When opened in 1915 by the Lyons organisation, London’s Regent Palace Hotel, just north of Piccadilly Circus, was Europe’s largest.

The cream faience-clad steel-framed building by Tanner, Wills and Ancell was built on Crown Estate land. Cheap and cheerful in the manner of Lyons’ Corner Houses, its best period was in the interwar years when some of its bars were redone in Art Deco style. Later it fell into decline and acquired a seedy reputation, though its restaurants were revived in the 1990s. Now it has been redeveloped by the Crown Estate as part of its £1 billion, 20-year regeneration programme for its Regent Street estate.

No longer a hotel, it is designed by Dixon Jones and renamed ‘Quadrant 3’. It is essentially a new office building dropped into this triangular site, but preserving the three original corners. Residential and retail uses complete the mix.

Dixon Jones uses new glazed faience in cream, blue and green to distinguish the three main facades. Inside, conservation architects Donald Insall Associates have restored and reinstated the historic interiors.

It’s distinctly a stealth building, with the large bright office atrium, spanned by walkways, starting at first floor level: former US vice-president Al Gore’s Generation Investment Management is a key tenant, attracted by the building’s sustainable credentials. From street level, though, the bulk of the office component is cleverly concealed. Its huge basement plant room will also serve the adjacent redevelopment of the former Cafe Royal by David Chipperfield.

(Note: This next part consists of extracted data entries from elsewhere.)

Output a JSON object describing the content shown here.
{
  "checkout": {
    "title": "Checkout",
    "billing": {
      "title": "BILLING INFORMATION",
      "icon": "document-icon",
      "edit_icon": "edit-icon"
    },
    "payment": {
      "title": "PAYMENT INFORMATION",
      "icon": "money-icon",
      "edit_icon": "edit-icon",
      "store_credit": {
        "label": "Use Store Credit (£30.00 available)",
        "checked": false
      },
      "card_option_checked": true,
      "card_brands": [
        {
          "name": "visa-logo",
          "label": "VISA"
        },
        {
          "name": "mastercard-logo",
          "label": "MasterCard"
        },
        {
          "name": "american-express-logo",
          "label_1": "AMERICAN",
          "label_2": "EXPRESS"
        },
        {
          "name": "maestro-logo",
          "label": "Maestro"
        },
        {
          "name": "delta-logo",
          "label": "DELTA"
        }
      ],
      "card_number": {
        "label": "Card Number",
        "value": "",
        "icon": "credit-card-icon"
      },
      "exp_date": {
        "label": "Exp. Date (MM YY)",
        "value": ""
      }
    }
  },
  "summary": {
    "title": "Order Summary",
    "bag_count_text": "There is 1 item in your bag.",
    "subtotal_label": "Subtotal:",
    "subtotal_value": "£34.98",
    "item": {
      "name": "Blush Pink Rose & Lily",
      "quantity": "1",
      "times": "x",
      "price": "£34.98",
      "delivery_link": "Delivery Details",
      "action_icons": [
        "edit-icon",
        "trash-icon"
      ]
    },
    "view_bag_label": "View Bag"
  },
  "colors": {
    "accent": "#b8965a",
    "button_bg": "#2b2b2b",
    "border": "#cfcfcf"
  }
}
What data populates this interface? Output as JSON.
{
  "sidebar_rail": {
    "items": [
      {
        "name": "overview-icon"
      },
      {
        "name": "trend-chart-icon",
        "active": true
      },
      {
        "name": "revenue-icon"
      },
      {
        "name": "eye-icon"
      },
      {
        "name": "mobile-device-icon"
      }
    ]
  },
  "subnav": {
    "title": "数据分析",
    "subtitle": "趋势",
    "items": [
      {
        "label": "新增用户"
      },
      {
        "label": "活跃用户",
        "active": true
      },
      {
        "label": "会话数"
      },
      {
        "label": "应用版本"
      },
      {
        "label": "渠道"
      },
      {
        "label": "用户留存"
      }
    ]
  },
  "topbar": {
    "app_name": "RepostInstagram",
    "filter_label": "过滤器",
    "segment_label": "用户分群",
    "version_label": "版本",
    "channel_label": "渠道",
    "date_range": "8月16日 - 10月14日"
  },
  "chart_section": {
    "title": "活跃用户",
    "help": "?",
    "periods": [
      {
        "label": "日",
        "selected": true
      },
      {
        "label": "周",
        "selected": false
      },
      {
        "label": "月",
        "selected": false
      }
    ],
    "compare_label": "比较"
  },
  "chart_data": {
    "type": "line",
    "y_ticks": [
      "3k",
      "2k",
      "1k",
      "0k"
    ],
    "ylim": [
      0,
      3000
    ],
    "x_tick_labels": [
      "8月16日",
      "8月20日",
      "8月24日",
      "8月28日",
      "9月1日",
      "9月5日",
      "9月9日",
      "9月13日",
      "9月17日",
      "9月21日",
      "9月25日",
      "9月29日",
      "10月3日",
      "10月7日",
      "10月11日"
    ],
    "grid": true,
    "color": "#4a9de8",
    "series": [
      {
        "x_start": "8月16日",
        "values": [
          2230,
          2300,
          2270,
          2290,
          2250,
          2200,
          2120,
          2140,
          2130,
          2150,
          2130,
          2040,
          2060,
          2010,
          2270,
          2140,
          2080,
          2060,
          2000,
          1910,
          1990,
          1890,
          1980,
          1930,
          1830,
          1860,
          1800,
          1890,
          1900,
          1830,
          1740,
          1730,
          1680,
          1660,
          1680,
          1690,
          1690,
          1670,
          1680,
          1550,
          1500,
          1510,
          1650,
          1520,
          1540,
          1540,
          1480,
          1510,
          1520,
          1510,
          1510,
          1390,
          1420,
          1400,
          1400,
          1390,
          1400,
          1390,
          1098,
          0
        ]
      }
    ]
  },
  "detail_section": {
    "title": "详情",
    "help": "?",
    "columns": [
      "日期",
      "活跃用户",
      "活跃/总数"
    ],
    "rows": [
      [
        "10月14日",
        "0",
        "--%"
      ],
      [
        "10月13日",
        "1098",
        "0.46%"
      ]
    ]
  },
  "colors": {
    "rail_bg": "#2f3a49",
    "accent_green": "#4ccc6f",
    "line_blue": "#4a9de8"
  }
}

Dixon Jones has done well, handling its palette of rich materials with restraint and confidence. Let’s be clear: this was never a great Edwardian building but it had its moments, and those moments have mostly been preserved. For most of us, that will mean the occasional visit to the semi-basement restaurant and bars, to be run by Jeremy King of Wolseley fame. It’s a big old chunk of urban renewal: its success will probably be judged by the fact that few will notice it.

Shame they didn’t keep the name, though. “Regent Palace” is rather more evocative than “Quadrant 3”, wouldn’t you say?